Eu estive nessa conferência por duas vezes. A primeira em 2008 e novamente agora em 2014. Seis anos de intervalo que mostram como a ciência mudou nesse curto período. Em 2008 os estudos com a planta modelo Arabidopsis thaliana dominavam completamente o cenário. Os trabalhos também eram menores, sobre um ou dois genes, quando muito uma via metabólica específica. Seis anos depois o volume de dados cresceu exponencialmente com a difusão de tecnologias de sequenciamento. A bioinformática dominou as apresentações na Gordon desse ano. Trabalhos com Arabidopsis continuam prevalecendo, mas já cedem uma parte considerável do espaço para a batata, o tomate e principalmente o milho.

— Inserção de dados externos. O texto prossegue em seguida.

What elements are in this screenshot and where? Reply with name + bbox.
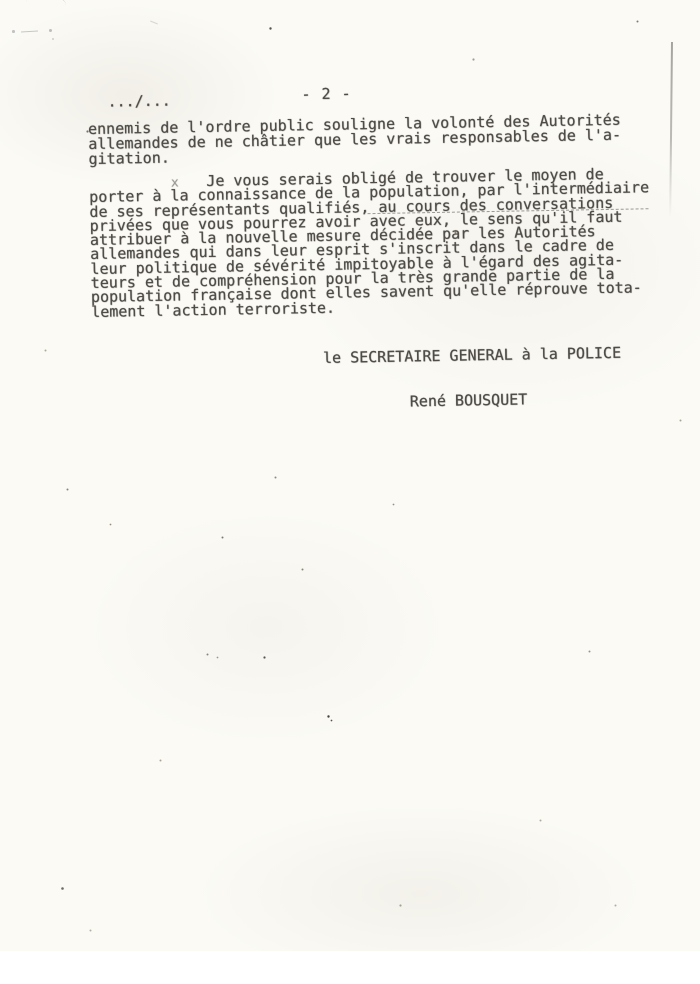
typed-text-layer: .../... - 2 - ennemis de l'ordre public …	[0, 0, 700, 984]
continuation-mark: .../...	[107, 94, 170, 109]
body-paragraph-1: ennemis de l'ordre public souligne la vo…	[88, 113, 622, 167]
page-number: - 2 -	[301, 86, 351, 101]
signatory-name: René BOUSQUET	[410, 392, 528, 408]
body-paragraph-2: Je vous serais obligé de trouver le moye…	[89, 166, 651, 319]
closing-title: le SECRETAIRE GENERAL à la POLICE	[323, 346, 621, 365]
scanned-letter-page: .../... - 2 - ennemis de l'ordre public …	[0, 0, 700, 984]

É incrível o caminho trilhado pelo milho desde o primeiro contato dos espanhóis até se tornar a planta mais cultivada no mundo. Como toda boa história, um caminho traçado em linhas muito tortas, cheio de altos e baixos.

O milho foi uma das poucas plantas que Cristóvão Colombo citou no diário da sua primeira viagem. Ele também teria levado consigo as primeiras amostras para a Europa. Praticamente todos os cronistas do descobrimento escrevem sobre o milho nas Américas. Mas as notícias sobre o cultivo na Europa são muito esparsas. Garcilaso de la Vega, em seu Comentários reales, de 1609 escreveu que o milho era cultivado na Andaluzia; Pedro Martir de Angleria no Décadas do Novo Mundo relatou o cultivo em Milão e Oviedo, no História Natural e Geral das Índias identificou o milho em Madri.

O problema com esses relatos é que sempre existe a dúvida se eles de fato se referiam ao milho. Antes da classificação de Lineu, a identificação das plantas não era simples, e com facilidade atribuía-se a uma planta o nome que na realidade designava outra espécie. O milho, espécie nova e pouco conhecida, foi muitas vezes confundido com o sorgo. Além disso, em grande parte da Europa utilizava-se o termo “grano turco” para descrever qualquer planta de origem exótica, então nunca se sabe se era o milho a planta que se queria descrever. Essas dificuldades de terminologia fazem com que seja difícil saber até que ponto o milho já estava inserido na Europa no século XVI. A mais confiável informação sobre a difusão do milho na Europa não vem de um livro ou carta, mas sim de uma pintura. É o quadro “Alegoria do Verão”, do pintor italiano Giuseppe Arcimboldo. No quadro de 1567 ele usa uma espiga de milho como orelha de um personagem montado com uma composição de diversos vegetais. Acho interessante que a espiga esteja no lugar da orelha na pintura e acredito que não seja uma coincidência. As espigas de milho são chamadas de “ear” em inglês. A possibilidade que Arcimboldo soubesse disso aumenta a certeza de que o milho era bem difundido na Europa já na segunda metade do século XVI. Mas o indício definitivo da importância que o milho assumiu na alimentação dos europeus é fornecido pela descoberta de uma nova doença, a pelagra.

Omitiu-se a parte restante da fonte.